Atmaca Murat Mert, Bülbül Nazlı Gamze, Ateş Miruna Florentina, Selbest Burcu, Eren Fettah, Güler Sibel, Şimşek Uğur Burak, Yetkin Mehmet Fatih, Akcakoyunlu Merve, Biçer Elif Özge, Kılıç Soner, Yetkin Nur Aleyna, Taş Şazimet, Kocakaya Zeynep, Karasu Kevser, Yüksel Ufuk, Kılıç Ayşegül Ulu, Yüce Zeynep Türe, Tutar Nuri, Ketencioğlu Burcu Baran, Gündoğan Kürşat, Temel Şahin, Hasan Murad Al, Benli Şeyma, Eröz Çağla, Öztürk Ahmet, Erdoğan Füsun Ferda
Sultan 2.Abdulhamid Khan Training and Research Hospital Neurology Clinic, Turkey.
Maltepe University, Faculty of Medicine, Department of Neurology, Turkey.
Noro Psikiyatr Ars. 2024 Jul 24;67(3):241-247. doi: 10.29399/npa.28493. eCollection 2024.
Acute ischemic stroke (AIS) is a devastating complication of COVID-19 with high morbidity and mortality. In this study, we reported the frequency, characteristics, and outcome of AIS in patients with COVID-19.

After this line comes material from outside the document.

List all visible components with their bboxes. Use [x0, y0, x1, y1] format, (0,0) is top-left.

This multicenter and cross-sectional study was conducted between April 2020 and February 2021. Among the hospitalized patients with COVID-19, the detailed characteristics of those with and without AIS were recorded and compared.
Six hundred ninety-three patients were included in the study. Acute ischemic stroke was detected in 16 (2.31%) patients, the median age was 77 (range, 48-91) years, and 10 (62.5%) were female. The median NIHSS score at admission was 9 (range, 3-17). Total anterior circulation infarction (TACI) was the most common (37.5%) type and cardioembolism was the most common etiology (37.5%). Nine patients (56.25%) developed AIS within 24 hours of having COVID-19. COVID-19 severity was severe or critical in seven patients (43.75%). Eight patients died, and eight were discharged. Patients with AIS had a higher rate of hypertension, coronary artery disease, heart failure, a history of myocardial infarction, a history of cerebrovascular disease, severe and critical COVID-19, a higher mean age, and a longer ICU stay compared with those without AIS (p<0.001 for each).
AIS can occur in patients with COVID-19 and is associated with mortality. Acute ischemic stroke is encountered at any stage of COVID-19, especially within the first 72 hours of the diagnosis, in older patients with comorbidities and severe COVID-19. There is an increased risk of AIS in patients with COVID-19 with a history of stroke.
急性缺血性卒中(AIS)是新型冠状病毒肺炎(COVID-19)的一种毁灭性并发症,发病率和死亡率都很高。在本研究中,我们报告了COVID-19患者中AIS的发生率、特征和结局。
本多中心横断面研究于2020年4月至2021年2月进行。在住院的COVID-19患者中,记录并比较了有和没有AIS患者的详细特征。
693例患者纳入本研究。16例(2.31%)患者检测出急性缺血性卒中,中位年龄为77岁(范围48-91岁),10例(62.5%)为女性。入院时美国国立卫生研究院卒中量表(NIHSS)评分中位数为9分(范围3-17分)。完全前循环梗死(TACI)是最常见的类型(37.5%),心源性栓塞是最常见的病因(37.5%)。9例(56.25%)患者在感染COVID-19后24小时内发生AIS。7例(43.75%)患者的COVID-19病情为重度或危重度。8例患者死亡,8例出院。与没有AIS的患者相比,AIS患者的高血压、冠状动脉疾病、心力衰竭、心肌梗死病史、脑血管疾病病史、COVID-19重度和危重度发生率更高,平均年龄更大,入住重症监护病房(ICU)的时间更长(每项p<0.001)。
COVID-19患者可发生AIS并与死亡率相关。在COVID-19的任何阶段均可发生急性缺血性卒中,尤其是在诊断后的前72小时内,在合并症的老年患者和COVID-19重症患者中更为常见。有卒中病史的COVID-19患者发生AIS的风险增加。